In Lisbon, ARX Portugal Arquitectos have designed a new home for the international Redbridge School, located on an unusual urban plot which faces two opposite streets, yet whose centre is taken up by an existing urban villa. Here, the architects have designed a smaller organically shaped kindergarten pavilion linked to the new more angular school block by a narrow passageway. While both share the same external cladding and internal timber structure, the more informal, intimate design of the pavilion contrasts with the more open, street-facing wing for older children.
Located in China's southern Hainan province, Huandao Middle School, designed by TAO - Trace Architecture Office, embraces its dense inner-city location in central Haikou, and utilises natural ventilation – facilitated by its colonnades – for the passive cooling of its communal spaces. Both the compact educational block, as well as a slab containing student dormitories, are lifted up on columns to create a feeling of spaciousness, while robust screens filter out the glare and the heat from the classrooms.
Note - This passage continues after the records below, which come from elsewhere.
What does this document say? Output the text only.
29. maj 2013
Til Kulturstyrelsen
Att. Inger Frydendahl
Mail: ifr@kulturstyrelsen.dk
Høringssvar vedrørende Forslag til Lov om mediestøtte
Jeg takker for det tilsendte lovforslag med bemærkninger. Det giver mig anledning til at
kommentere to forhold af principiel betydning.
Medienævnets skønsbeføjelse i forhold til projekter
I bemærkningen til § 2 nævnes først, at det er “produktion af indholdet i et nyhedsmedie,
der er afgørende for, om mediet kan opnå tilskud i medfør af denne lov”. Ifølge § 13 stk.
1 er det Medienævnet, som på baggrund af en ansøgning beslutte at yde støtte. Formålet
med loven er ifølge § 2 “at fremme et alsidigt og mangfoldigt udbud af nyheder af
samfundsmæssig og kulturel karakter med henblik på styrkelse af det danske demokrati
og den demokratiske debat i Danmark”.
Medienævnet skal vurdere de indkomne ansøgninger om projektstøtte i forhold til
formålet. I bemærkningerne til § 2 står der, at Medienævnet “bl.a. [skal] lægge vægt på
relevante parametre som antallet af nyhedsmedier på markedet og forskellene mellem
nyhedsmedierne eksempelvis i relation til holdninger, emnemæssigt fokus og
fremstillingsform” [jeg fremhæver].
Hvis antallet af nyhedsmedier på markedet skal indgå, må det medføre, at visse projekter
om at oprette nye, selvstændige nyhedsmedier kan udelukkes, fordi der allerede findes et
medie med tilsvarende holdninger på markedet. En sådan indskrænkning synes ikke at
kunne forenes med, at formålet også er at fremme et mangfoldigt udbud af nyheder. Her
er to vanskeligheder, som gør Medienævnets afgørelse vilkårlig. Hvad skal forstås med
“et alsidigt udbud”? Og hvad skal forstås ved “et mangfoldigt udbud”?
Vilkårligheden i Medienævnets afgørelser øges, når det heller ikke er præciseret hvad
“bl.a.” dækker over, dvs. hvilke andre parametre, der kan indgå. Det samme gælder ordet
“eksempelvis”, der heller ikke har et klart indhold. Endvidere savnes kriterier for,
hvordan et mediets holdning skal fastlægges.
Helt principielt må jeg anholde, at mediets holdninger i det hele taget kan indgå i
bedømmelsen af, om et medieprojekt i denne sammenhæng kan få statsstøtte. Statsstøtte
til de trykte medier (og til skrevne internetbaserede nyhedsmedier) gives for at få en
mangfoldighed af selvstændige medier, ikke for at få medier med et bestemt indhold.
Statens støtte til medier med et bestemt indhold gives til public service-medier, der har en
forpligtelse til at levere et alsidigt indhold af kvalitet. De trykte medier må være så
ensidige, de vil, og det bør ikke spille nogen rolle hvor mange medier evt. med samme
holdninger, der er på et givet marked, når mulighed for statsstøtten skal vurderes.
Another school in the tropics is Realrich Architecture Workshop's School of Alfa Omega in Tangerang City in Indonesia. The architects have elevated the school on concrete columns from the unstable ground below, and the walls are made using locally available brick. The school features a light steel and bamboo thatched roof created together with local craftspeople. Combined with the school's efficient radial layout, this creates an impressively rich roofline which echoes local traditions, while also providing the children with a comfortable and naturally cool learning environment.